Cette production hispanique n’est pas avare non plus en termes d’effusions de sang, et le film assure sa partition au niveau des mises à mort. Pour autant, on ne saura crier trop rapidement au génie, puisque cette série B se prend les pieds dans le tapis bien des fois, que ce soit au sein de son intrigue assez peu passionnante, son montage peu inspiré, et un côté cheap assez prononcé. A cet égard, les scènes d’action au cours desquelles le personnage de Wendell Marlowe affronte à mains nues d’autres vampires sont terriblement datées et d’une manière générale, mal fagotées.

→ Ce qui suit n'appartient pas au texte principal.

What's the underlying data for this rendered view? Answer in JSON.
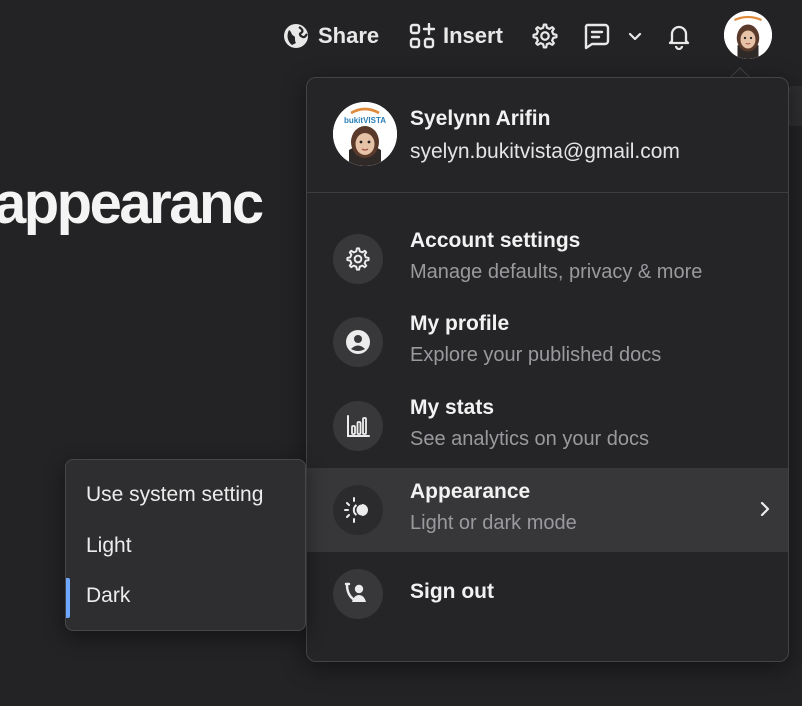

Le Grand Amour du comte Dracula n’est, au final, guère plus qu’une curiosité destinée aux amateurs les plus affirmés des films de vampire et du comte transylvanien. Du cinéma d’exploitation relativement anecdotique, jusqu’alors invisible depuis sa projection au Festival Fantastique de Paris en 1974.

Note : 2 sur 5.

LE GRAND AMOUR DU COMTE DRACULA (El gran amor del conde Drácula). De Javier Aguirre (Espagne – 1973).
Genre : Horreur. Scénario : Javier Aguirre, Alberto S. Insúa et Paul Naschy. Photographie : Raúl Pérez Cubero. Interprétation : Paul Naschy, Haydée Politoff, Rosanna Yanni, Ingrid Garbo, Mirta Miller, Víctor Alcázar… Musique : Carmelo A. Bernaola. Durée : 83 minutes. Disponible en Blu-ray chez Le Chat qui Fume (31 mars 2024).

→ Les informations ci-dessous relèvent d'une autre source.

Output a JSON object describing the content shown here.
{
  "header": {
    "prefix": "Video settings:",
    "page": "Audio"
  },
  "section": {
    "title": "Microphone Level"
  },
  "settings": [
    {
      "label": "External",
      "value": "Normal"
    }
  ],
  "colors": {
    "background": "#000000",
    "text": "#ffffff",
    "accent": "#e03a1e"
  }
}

Le Blu-ray du CHAT QUI FUME. C’est une version intégrale du film qui est proposée par l’éditeur, qui plus est restaurée comme il se doit et donc, au rendu visuel assez remarquable, même si quelques défauts (griffures, tâches…) subsistent à l’image, tandis que certaines couleurs flanchent de temps à autre. Pour autant, le résultat au format 1.85 d’origine permet un visionnage très convaincant. Le DTS-HD Master audio 2.0 de l’unique version espagnole fait son taf, mais ne s’affranchit pas d’un phénomène de souffle dans certaines scènes, tandis que les dialogues vrillent vers l’anglais sans prévenir à de rares moments. Coquasse.
Enfin, côté bonus, on a le droit aux souvenirs de l’inoxydable Christophe Lemaire qui, en moins de trente minutes, présente le film par le prisme de sa vision bien à lui, reconnaissant bien volontiers le confondre avec une autre série B, et s’appesantissant plus particulièrement sur la star Paul Naschy, qu’il a pu rencontrer à plusieurs reprises.